DeepSeek V3 is a 671B parameter MoE model that matches GPT-4o on most benchmarks. DeepSeek R1 is a reasoning model comparable to OpenAI’s o1. Both are open-source and free to self-host. Here’s how to run them.
Which DeepSeek model to run
| Model | Total params | Active params | VRAM needed (Q4) | Best for |
|---|---|---|---|---|
| DeepSeek Coder V2 Lite | 236B | 14B | ~10-12GB | Coding on consumer hardware |
| DeepSeek V3 (Q4) | 671B | 37B | ~80-100GB | Full-quality general purpose |
| DeepSeek R1 (distilled 7B) | 7B | 7B | ~6GB | Reasoning on any hardware |
| DeepSeek R1 (distilled 32B) | 32B | 32B | ~20-24GB | Strong reasoning |
| DeepSeek R1 (full) | 671B | 37B | ~80-100GB | Best reasoning, needs serious hardware |
For most developers: start with DeepSeek Coder V2 Lite (fits on a consumer GPU) or the R1 distilled 7B (runs on a laptop).
Run with Ollama
# DeepSeek Coder — runs on 12GB GPU
ollama run deepseek-coder-v2:16b
# DeepSeek R1 distilled — runs on any laptop
ollama run deepseek-r1:7b
# DeepSeek R1 32B — needs 24GB GPU
ollama run deepseek-r1:32b
# Full DeepSeek V3 — needs 80GB+ VRAM
ollama run deepseek-v3
Run with llama.cpp
# Download quantized DeepSeek Coder
huggingface-cli download deepseek-ai/DeepSeek-Coder-V2-Lite-Instruct-GGUF \
--include "*Q4_K_M*" \
--local-dir ./models
# Start server
llama-server \
--model ./models/DeepSeek-Coder-V2-Lite-Q4_K_M.gguf \
--ctx-size 16384 \
--threads 8 \
--port 8080
Hardware reality check
The full DeepSeek V3 (671B) is not practical on consumer hardware.
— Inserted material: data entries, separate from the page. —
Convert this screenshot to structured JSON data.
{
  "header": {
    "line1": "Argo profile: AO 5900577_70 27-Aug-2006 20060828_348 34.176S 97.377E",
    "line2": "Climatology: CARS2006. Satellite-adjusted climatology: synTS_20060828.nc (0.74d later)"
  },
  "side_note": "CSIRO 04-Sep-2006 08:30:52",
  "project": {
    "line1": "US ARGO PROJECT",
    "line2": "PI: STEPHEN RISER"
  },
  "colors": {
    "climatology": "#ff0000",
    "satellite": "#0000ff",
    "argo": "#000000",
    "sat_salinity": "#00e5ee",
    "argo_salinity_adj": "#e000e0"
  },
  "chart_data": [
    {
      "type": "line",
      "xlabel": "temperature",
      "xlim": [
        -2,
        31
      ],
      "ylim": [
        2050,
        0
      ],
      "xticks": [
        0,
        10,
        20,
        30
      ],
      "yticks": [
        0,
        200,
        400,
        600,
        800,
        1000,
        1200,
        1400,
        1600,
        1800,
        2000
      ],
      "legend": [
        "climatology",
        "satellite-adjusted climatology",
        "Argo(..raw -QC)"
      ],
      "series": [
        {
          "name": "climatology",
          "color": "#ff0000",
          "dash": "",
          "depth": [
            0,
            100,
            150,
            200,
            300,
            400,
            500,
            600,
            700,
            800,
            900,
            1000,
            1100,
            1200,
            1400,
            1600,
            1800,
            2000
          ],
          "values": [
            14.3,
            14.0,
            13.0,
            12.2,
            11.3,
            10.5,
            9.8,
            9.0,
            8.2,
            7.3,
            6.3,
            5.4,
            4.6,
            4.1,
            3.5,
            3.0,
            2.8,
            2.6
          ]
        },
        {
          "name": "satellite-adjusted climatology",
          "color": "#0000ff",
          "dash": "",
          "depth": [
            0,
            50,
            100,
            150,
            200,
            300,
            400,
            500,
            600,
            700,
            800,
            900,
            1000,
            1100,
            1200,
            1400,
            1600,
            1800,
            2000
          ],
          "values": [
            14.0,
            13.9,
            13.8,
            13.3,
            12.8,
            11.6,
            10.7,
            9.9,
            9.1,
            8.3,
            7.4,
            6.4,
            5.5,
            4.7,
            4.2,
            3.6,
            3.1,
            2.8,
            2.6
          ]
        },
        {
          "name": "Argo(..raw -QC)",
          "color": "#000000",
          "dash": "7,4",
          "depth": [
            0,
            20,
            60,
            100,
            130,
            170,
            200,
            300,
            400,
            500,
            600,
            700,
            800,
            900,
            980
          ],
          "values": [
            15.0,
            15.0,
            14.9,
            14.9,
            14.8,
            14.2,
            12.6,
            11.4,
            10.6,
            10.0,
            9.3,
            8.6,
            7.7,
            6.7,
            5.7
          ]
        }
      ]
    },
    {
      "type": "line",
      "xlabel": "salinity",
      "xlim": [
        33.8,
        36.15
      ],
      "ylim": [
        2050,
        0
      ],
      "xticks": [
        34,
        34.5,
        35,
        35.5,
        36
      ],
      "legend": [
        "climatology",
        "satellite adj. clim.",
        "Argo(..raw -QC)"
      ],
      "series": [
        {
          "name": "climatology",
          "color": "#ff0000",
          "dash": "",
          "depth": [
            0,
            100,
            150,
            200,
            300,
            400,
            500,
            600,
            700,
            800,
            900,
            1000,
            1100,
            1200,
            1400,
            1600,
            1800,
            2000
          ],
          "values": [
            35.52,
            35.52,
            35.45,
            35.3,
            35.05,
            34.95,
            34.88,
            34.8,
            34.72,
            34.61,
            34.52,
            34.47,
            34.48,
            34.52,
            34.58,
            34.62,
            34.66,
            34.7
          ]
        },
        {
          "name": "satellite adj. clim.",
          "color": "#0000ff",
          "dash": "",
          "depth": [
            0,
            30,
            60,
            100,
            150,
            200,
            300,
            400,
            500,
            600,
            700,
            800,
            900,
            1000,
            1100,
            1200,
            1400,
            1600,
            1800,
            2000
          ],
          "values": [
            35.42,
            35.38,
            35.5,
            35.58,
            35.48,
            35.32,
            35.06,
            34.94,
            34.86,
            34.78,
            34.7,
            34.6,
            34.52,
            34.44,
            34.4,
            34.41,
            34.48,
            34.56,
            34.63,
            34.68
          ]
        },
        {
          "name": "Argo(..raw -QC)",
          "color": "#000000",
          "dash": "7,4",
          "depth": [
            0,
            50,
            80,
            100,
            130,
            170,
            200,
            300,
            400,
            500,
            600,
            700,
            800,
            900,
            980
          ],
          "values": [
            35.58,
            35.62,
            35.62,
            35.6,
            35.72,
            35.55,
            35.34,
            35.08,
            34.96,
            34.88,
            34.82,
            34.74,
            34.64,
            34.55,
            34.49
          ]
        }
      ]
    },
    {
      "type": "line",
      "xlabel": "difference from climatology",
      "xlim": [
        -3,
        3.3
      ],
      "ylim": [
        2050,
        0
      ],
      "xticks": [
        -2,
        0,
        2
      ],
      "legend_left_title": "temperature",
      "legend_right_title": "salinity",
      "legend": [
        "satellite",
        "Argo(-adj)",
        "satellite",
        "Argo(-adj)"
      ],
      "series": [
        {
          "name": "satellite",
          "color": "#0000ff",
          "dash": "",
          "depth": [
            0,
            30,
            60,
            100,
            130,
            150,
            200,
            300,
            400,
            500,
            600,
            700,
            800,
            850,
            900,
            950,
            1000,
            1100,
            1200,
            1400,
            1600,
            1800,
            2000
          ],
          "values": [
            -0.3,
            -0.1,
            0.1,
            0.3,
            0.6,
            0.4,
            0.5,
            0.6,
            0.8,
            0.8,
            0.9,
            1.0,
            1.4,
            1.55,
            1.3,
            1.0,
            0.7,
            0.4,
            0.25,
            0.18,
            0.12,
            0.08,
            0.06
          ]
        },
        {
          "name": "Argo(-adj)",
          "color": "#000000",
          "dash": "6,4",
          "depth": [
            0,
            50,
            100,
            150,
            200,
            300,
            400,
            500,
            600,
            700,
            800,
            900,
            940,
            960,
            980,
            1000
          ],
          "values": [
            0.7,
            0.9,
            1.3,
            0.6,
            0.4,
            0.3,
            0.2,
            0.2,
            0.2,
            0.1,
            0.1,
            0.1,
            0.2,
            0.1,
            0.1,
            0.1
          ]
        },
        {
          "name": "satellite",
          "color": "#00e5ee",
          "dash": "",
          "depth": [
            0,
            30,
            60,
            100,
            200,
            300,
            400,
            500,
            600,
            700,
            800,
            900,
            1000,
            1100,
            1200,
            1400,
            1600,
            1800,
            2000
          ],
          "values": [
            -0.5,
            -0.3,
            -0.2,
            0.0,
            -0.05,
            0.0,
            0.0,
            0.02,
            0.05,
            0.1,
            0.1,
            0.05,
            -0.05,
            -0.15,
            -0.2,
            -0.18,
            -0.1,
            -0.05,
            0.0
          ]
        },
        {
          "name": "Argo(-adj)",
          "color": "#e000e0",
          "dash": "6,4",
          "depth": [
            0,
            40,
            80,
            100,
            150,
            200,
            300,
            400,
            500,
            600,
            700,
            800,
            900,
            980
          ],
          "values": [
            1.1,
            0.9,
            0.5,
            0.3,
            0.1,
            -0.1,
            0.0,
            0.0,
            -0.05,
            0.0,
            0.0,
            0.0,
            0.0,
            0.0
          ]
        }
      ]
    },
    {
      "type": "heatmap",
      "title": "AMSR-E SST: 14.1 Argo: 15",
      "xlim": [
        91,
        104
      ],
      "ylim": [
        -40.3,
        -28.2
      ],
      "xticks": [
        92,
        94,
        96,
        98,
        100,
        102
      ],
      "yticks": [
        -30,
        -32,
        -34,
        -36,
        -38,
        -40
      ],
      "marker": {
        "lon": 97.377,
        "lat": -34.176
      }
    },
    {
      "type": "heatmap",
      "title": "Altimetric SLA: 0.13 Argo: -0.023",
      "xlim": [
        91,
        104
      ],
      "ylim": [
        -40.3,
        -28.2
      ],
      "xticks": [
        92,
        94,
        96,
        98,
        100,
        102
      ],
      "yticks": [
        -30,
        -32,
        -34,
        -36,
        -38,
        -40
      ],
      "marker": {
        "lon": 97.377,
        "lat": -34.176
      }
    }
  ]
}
Even quantized to Q4, it needs ~80-100GB of VRAM. That means:
- Mac Studio M3/M4 Ultra with 192GB unified memory — works
- Multi-GPU setup (2-4x A100 80GB) — works
- Single consumer GPU — doesn’t work
The distilled models are the practical choice:
- R1 7B: any laptop with 8GB RAM
- Coder V2 Lite: any GPU with 12GB VRAM
- R1 32B: RTX 4090 or 32GB Mac
DeepSeek R1: reasoning on a laptop
The R1 distilled models are the hidden gem. The 7B version runs on basically anything and gives you o1-style chain-of-thought reasoning for free:
ollama run deepseek-r1:7b
It’s not as strong as the full R1, but for math problems, logic puzzles, and step-by-step reasoning, it’s remarkably capable for a model that fits in 6GB of RAM.
Connect to your IDE
# Start DeepSeek Coder locally
ollama run deepseek-coder-v2:16b
# In VS Code with Continue:
# Provider: Ollama
# Model: deepseek-coder-v2:16b
DeepSeek Coder V2 Lite is a strong free alternative to GitHub Copilot for code completion. It supports 338 programming languages and runs entirely on your machine.
DeepSeek vs Qwen for self-hosting
| DeepSeek | Qwen 3.5 | |
|---|---|---|
| Best small model | R1 7B (reasoning) | 9B (general, beats 120B models) |
| Best coding model | Coder V2 Lite 14B | Qwen 2.5 Coder 32B |
| Full model VRAM | ~80-100GB | ~214GB (397B) |
| License | MIT | Apache 2.0 |
| Multimodal | No | Yes |
For coding: DeepSeek Coder V2 Lite if you have 12GB VRAM, Qwen 2.5 Coder 32B if you have 24GB. For reasoning: DeepSeek R1 distilled models are unique — no other open-source model offers dedicated chain-of-thought reasoning at this size. For general use: Qwen 3.5-9B is the better all-rounder.